Primary Submission Category: Causal Inference in Networks
Design-based weighted regression estimators for conditional spillover effects
Authors: Fei Fang, Edoardo Airoldi, Laura Forastiere,
Presenting Author: Fei Fang*
In a clustered interference setting, with networks collected within clusters and no interference between clusters, we introduce a general causal estimand for conditional spillover effects, offering flexible ways of integrating unit-to-unit spillover effects. In particular, we define spillover effects from the treatment received by one neighbor, averaged over the distribution of the cluster treatment, and conditional on the characteristics of the treated unit. Such definition enables to access the heterogeneity of a unit’s spillover effect on their neighbors with respect to the unit’s characteristics.

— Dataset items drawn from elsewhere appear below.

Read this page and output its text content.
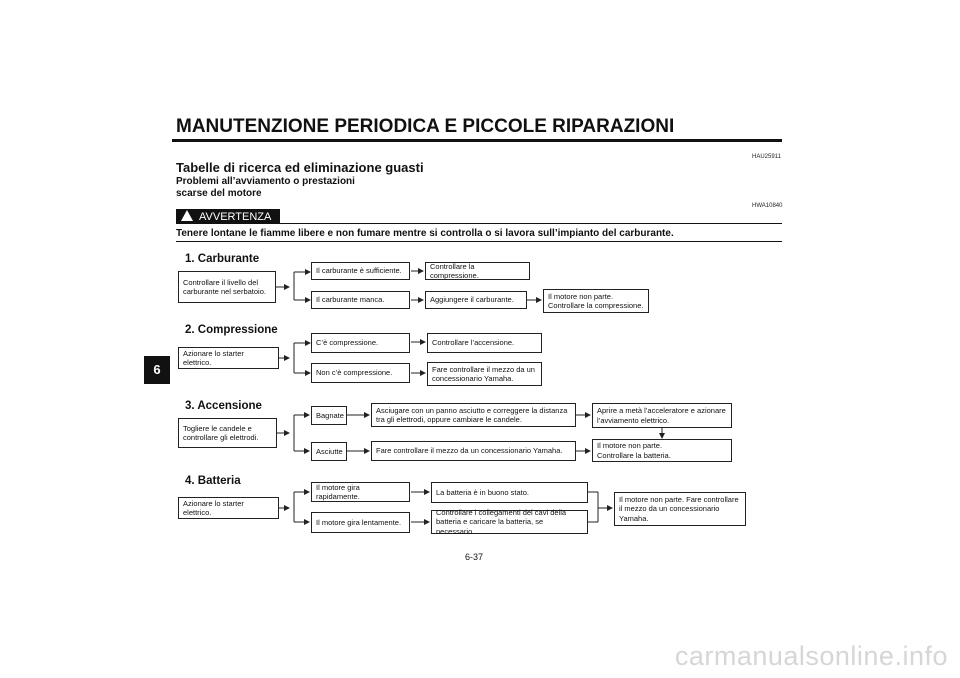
MANUTENZIONE PERIODICA E PICCOLE RIPARAZIONI
HAU25911
Tabelle di ricerca ed eliminazione guasti
Problemi all’avviamento o prestazioni
scarse del motore
HWA10840
AVVERTENZA
Tenere lontane le fiamme libere e non fumare mentre si controlla o si lavora sull’impianto del carburante.
6
1. Carburante
Controllare il livello del
carburante nel serbatoio.
Il carburante è sufficiente.
Il carburante manca.
Controllare la compressione.
Aggiungere il carburante.	Il motore non parte.
Controllare la compressione.
2. Compressione
Azionare lo starter elettrico.
C’è compressione.
Non c’è compressione.
Controllare l’accensione.
Fare controllare il mezzo da un
concessionario Yamaha.
3. Accensione
Togliere le candele e
controllare gli elettrodi.
Bagnate
Asciutte
Asciugare con un panno asciutto e correggere la distanza
tra gli elettrodi, oppure cambiare le candele.
Fare controllare il mezzo da un concessionario Yamaha.
Aprire a metà l’acceleratore e azionare
l’avviamento elettrico.
Il motore non parte.
Controllare la batteria.
4. Batteria
Azionare lo starter elettrico.
Il motore gira rapidamente.
Il motore gira lentamente.
La batteria è in buono stato.
Controllare i collegamenti dei cavi della
batteria e caricare la batteria, se necessario.
Il motore non parte. Fare controllare
il mezzo da un concessionario
Yamaha.
6-37
carmanualsonline.info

Two weighted regression-based estimators are proposed: i) at the individual level, taking neighbors’ averages either in the outcomes or in the treatments within weights; and ii) at the dyadic level, where the outcome of one unit is regressed on the treatment of each neighbor. When covariates driving the heterogeneity are categorical, we prove the equivalence of the two regression-based estimators to the non-parametric Hajek estimator. For continuous covariates, we demonstrate that both estimators consistently estimate the proposed estimands. Under a design-based perspective, we derive HAC variance estimators and establish the central limit theorem. Simulations are conducted to compare the performance of our estimators. Finally, we apply our methods to a randomized experiment conducted in Honduras to evaluate the spillover effect of a behavioral intervention.